Travel rental companies are a niche sub-segment within the travel services businesses. The power of mobility has touched almost every industry vertical, and the travel industry is not one to be left out.
The industry is awash with a multitude of off-the-shelf travel apps that target both the end-user, as well as online travel agencies (OTAs). For the end-user, such general purpose mobile apps provide interesting features such as trip details, itineraries, travel guides, offline maps, trip journals, etc. While such apps have taken off amongst users, the reality is not the same with apps developed for travel agencies, more so for automobile rental companies.
Travel rental apps from developed by general purpose mobile application development company suffer from a common design flaw: they are typically designed more as reservation engines, and not as a vehicle for engaging with their customers. The outcome of this flaw is evident when we look at the ratings of these apps: they are all overwhelmingly negative, with customers commenting that they have limited functionality.
While a reservation engine is a fundamental building block to developing a travel rental app, it needs to do more than just enable reservations. For instance, National Car wanted to create a ‘rental tracker’ for its top customers identified based on their volume of rental usage. It brought together what it called its ‘Emerald Club’ of customers, and displayed mock-ups of its mobile app, which enabled them to:
(a) Make a reservation and check it online through their app
(b) Get directions to the rental lot
(c) View a ‘virtual aisle’ of available rental inventory in a given location
Once customers have chosen their rental vehicle using this app, it morphs into in-rental mode. In this mode, it enables users to view their rewards balance, available discounts and payment information. Users also get a reminder with directions back to the rental lot a day before their cars are due back. The app also includes common features like roadside assistance.
The benefits of custom app development are quite revealing to National Car. The outcomes for another player in the rental car industry, ZipCar, which operates around a completely different business model are equally revealing.
ZipCar is a pioneer in the rent-by-the-hour, pay-as-you-go car sharing business model. They allow customers to book rentals through their mobiles, and return the vehicles to a home spot, which is typically a side street in a particular neighbourhood. This is in contrast to bigger car rental companies which expect users to return the cars to a central rental parking lot. At their fleet control centers, operators can keep track of vehicle demand, driver reservations, and car maintenance schedules using home-grown software.
Zipcar’s app for the iPhone has been downloaded by 400,000 people, who use it to locate the nearest available car and even honk its horn. That has made it much easier for customers to find cars wherever and whenever they want one. Now the company has expanded to 55 cities and 225 college campuses in the U.S., Canada, and the U.K.
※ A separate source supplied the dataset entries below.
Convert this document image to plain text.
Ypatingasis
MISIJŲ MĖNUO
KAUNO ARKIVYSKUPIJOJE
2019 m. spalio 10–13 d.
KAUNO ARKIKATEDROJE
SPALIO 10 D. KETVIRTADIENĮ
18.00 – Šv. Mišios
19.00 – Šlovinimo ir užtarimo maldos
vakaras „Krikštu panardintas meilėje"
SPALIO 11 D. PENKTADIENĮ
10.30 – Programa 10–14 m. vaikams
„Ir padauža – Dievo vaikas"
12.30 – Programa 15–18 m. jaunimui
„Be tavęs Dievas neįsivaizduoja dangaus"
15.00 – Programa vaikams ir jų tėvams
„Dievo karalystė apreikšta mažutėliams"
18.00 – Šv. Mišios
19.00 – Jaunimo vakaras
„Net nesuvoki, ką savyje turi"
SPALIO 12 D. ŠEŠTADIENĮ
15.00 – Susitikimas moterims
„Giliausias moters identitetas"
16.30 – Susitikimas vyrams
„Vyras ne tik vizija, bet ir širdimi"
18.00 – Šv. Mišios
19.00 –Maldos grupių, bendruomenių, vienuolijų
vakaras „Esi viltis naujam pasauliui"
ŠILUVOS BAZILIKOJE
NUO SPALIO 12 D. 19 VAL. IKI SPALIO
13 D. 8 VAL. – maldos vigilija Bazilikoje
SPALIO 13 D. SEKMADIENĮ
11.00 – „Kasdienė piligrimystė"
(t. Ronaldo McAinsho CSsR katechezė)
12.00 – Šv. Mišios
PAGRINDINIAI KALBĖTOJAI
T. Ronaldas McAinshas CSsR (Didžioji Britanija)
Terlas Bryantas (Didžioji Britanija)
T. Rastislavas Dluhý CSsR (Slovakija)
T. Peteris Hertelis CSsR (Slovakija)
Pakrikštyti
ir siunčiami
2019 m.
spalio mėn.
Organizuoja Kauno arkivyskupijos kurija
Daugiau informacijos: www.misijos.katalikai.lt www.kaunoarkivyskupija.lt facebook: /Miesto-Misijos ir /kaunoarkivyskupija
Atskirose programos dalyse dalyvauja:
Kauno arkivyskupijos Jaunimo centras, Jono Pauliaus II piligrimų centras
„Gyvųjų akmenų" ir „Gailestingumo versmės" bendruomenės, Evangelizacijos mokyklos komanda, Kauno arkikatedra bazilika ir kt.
What the two examples of National Car and ZipCar show is that in the automobile rental business, there is no such thing as a one-size-fits all approach that could address their mobile app development needs. The functionality of the mobile app needs to mirror the business model as closely as possible, while still making use of common frameworks. In both the examples above, the apps included a reservation engine (even the reservation engine had subtle variations), but once reservations were done, how the apps engaged with their customers was completely different. This difference in functionality could be achieved only with custom app development.